Housing prices also have a right problem, wrong solution story. Unlike groceries, housing prices are going up faster than inflation. But even here, price controls and price gouging laws will not make housing more affordable. The best way to make housing more affordable is to build more housing.

Instead, President Biden floated a plan to cap rent increases at 5 percent annually. Harris endorsed the plan soon after becoming the nominee. Rent controls create shortages. They reduce housing construction. They reduce the maintenance of existing housing. This has been the experience everywhere, from San Francisco to Minneapolis.

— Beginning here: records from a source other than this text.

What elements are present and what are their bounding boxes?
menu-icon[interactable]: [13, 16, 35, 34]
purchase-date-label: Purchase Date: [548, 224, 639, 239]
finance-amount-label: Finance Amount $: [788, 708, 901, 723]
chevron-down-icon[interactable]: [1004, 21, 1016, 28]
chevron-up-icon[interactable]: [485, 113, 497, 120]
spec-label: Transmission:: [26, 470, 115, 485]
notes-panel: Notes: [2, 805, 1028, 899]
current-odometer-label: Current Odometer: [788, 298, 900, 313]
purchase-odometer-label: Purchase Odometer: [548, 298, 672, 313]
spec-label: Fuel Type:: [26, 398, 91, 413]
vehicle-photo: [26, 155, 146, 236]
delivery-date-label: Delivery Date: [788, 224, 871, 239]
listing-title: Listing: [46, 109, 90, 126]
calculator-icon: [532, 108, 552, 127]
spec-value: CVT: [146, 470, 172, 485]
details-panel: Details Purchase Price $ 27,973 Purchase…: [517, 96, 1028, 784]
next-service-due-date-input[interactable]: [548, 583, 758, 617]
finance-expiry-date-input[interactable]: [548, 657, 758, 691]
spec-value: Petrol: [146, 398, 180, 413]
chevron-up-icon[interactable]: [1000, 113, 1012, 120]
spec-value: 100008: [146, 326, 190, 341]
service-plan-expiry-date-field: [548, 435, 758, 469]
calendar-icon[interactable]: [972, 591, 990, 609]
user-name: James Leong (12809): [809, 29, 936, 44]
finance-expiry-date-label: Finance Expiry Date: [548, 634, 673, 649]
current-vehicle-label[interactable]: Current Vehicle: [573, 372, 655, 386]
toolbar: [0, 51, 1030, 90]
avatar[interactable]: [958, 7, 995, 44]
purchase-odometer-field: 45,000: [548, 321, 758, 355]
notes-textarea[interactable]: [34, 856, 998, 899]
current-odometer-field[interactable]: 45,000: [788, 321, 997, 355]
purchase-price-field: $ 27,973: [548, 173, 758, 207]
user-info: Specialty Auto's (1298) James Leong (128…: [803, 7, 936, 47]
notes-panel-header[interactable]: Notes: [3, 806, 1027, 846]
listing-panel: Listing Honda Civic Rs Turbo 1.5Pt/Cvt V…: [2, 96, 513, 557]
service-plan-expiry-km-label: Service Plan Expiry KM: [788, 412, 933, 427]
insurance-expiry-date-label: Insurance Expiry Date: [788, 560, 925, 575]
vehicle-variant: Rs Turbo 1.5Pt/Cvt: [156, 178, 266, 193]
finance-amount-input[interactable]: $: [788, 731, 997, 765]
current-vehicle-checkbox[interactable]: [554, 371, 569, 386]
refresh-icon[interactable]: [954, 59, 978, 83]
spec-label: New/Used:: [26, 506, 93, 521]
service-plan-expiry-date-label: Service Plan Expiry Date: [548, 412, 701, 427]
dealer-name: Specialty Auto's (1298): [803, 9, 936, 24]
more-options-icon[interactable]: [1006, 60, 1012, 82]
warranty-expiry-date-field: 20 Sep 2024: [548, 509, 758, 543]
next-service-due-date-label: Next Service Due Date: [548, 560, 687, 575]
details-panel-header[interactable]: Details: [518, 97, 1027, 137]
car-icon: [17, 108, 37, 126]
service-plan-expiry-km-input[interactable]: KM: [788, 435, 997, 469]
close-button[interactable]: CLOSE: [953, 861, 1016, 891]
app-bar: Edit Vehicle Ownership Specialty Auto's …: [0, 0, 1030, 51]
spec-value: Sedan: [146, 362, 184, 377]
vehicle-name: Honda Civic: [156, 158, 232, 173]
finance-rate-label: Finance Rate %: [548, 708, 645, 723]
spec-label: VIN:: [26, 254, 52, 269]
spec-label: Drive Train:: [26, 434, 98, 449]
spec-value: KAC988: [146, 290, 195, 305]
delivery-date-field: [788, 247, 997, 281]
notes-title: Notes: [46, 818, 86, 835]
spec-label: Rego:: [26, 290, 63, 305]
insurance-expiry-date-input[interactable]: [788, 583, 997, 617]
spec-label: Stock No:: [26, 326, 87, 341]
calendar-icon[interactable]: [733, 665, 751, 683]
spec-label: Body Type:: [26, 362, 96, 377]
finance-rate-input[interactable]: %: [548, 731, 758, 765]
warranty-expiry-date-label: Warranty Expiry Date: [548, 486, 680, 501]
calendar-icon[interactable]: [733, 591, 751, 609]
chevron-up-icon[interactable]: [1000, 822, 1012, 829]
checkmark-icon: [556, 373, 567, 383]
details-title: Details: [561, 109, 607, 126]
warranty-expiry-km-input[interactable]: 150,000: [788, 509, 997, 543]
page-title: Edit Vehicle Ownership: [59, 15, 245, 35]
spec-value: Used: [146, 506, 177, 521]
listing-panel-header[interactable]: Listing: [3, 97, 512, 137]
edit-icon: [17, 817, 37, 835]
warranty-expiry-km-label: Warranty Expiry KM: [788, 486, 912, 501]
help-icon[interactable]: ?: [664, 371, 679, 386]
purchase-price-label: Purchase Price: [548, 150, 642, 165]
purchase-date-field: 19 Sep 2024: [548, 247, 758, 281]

There just isn’t much the federal government can do here. Zoning laws and permits are mostly set at the state and local levels. Modernizing local codes and taking on NIMBY (Not In My Back Yard) activists in city council meetings is a city-by-city project for which presidential candidates can’t take credit.

Harris’ rent control proposals are about virtue signaling, not substance. On an issue with little federal role, Harris is letting voters know she still hears their problems and wants to do something about it. That is a good message, but Harris supporters should not be defending price controls on the merits.

There are a few things the federal government can do. It can speed up federally required environmental reviews, which can average 4.5 years to complete before construction may begin. Removing tariffs on building supplies like steel and lumber can save thousands of dollars on homebuilding costs.

Instead of those helpful things, the administration is up to something else highly unhelpful.

The Justice Department has sued RealPage, which uses AI technology to comb through comparable real estate listings in various markets and suggest rents to landlords. This price-fixing lawsuit will do nothing to increase the housing supply.

It could actually keep rents higher for longer. RealPage’s algorithm brings price signals to markets faster than going through listings manually. If housing supplies do increase and rents go down, it will take longer to show up in market prices without algorithmic help, and landlords will collect higher rents for longer than if RealPage were allowed to operate.

Republicans are no better. Donald Trump’s proposed 20 percent across-the-board trade tariff would cause at least as much damage as Harris’ price controls. New tariffs would pile onto existing steel and lumber tariffs.

Both parties have identified the right problem — rising prices — but have proposed the wrong solutions. Our best hope is that these Harris and Trump policy promises are empty campaign rhetoric.